I assume you're writing in a genre where the readers are adults and probably fairly accustomed to explicit content? If so, you can write about whatever you want in as much detail as you want. But if you find yourself, I don't know, spending multiple sentences describing body parts in obscene detail or fixating the sexual characteristics of the victim for no clear reason other than 'describing the scene' I think most people are going to think you are a creep.

I'd say just approach it like you would any other unpleasant scene? Most murders aren't written to be funny and most depictions of children's birthday parties aren't written to horrify. Write it according to the emotions you believe are appropriate and don't get too hung up on the sexual aspects.


----------



## CyberWar (Feb 7, 2019)

I suppose "the line" is where sex/violence stops serving a narrative purpose and instead becomes elaborated for its own sake.

Seeing how most of my writings focus on the darker aspects of human existence, I have no problem writing scenes of extreme violence, including sexual violence, but I usually don't make a habit of elaborating them down to every little disgusting detail. A good writer, I think, can tell more with less. Disturbing scenes lose half of their impact if they are elaborated to the point of leaving nothing for imagination.


----------



## velo (Feb 7, 2019)

I would summarise Guard Dog's list into a simple question, what is the level of detail necessary for the story?  

Sex, in all its forms, is still a highly sensitive subject in the post-Victorian world.  Much of the 19th century instilled a great fear of our own bodies into Western culture that is still present.  I find the irony (as stated above) that we allow children to watch extreme violence but won't let them see the body part that fed them in the first few months of life extremely sad and intellectually offensive.  

I rarely write explicit sex.  My rule is that there has to be a very clear need for it in the narrative.  You can allude to the sex or let the reader's imagination do the work for you- "They spent the night exploring each other's bodies, allowing passion to guide them."  (yeah, there's a reason I don't write love stories...)  

Unless there is a very specific reason to describe, for example, penetration or a specific act then I won't do it because it WILL put off some readers.  I tend to roll my eyes at that sort of reaction but the honest truth is that explicit descriptions of sex acts do change the feel of any piece of writing.  Adding unnecessary sexual details can make a piece feel gratuitous or puerile.  

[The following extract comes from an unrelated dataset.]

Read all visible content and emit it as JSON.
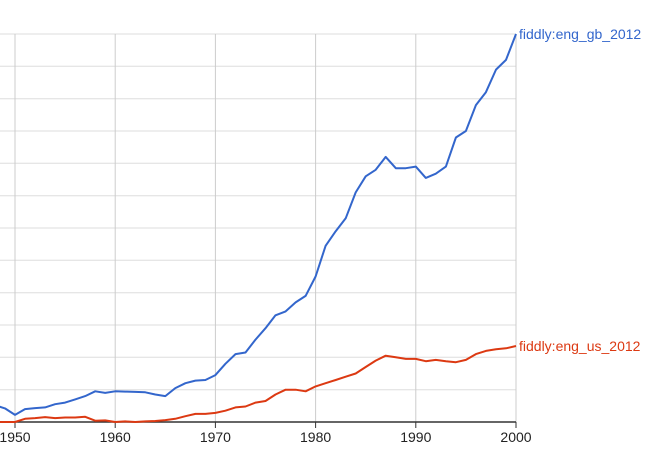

In most of the world sex is done behind closed doors.  It's a private matter...you know most people are having it but they rarely tell you the specifics.  I think good writing follows that format- only tell your mates and others what they absolutely need to know in order to tell your story.  If you're having issues in the bedroom and talking to a therapist you will impart a much greater level of detail than you would to your mother.  

Every story is different, there is no one line, and just like you share different amounts with different people you should share only what is appropriate for each story.


----------



## SueC (Feb 7, 2019)

> Unless there is a very specific reason to describe, for example, penetration or a specific act then I won't do it because it WILL put off some readers. I tend to roll my eyes at that sort of reaction but the honest truth is that explicit descriptions of sex acts do change the feel of any piece of writing. Adding unnecessary sexual details can make a piece feel gratuitous or puerile.



This is very well put. I had written something, and interjected sex because I thought that would make my story more modern, that everyone expected sex. It was not terribly explicit, but there was some detail. Because it was such a small part of the entirety, I asked my adult daughter to read the story, see what she thought. She said when it came to the sex part, she tried to make herself think that someone else had written it. Then, for any subsequent projects that I asked her to read, she always asked, "there's no sex in this one, is there?"

Now I admit that it may have been an error to ask my daughter to read the first one, but it did point out to me that, as Velo said, "sex acts do change the feel of any writing piece." You also have to write so that no one who reads it even thinks its not an integral part of the story.


----------



## velo (Feb 7, 2019)

LOL...yeah, I don't think I would have my kids read anything explicit I wrote.  The reaction is pretty funny.


----------



## Guard Dog (Feb 7, 2019)

Okay, I don't have anything better to do at the moment, so I figure I might as well give an example of how I apply those three rules I mentioned earlier to sex.

Here's an excerpt from my WIP where a character went from being the mind that operates an entire starship to a biological body of her own, and is getting the first hints of just how different life is going to be for her now.
She had been operating a very lifelike android body via a sort of 'telepresence', but now, she's directly 'wired in' to this one, with no filters or buffers for input from her new body.

Oh, and this is a VERY mild scene, with nothing too explicit. It is, however, the lead-in and explanation for the scene that I described in post  #2 of this thread.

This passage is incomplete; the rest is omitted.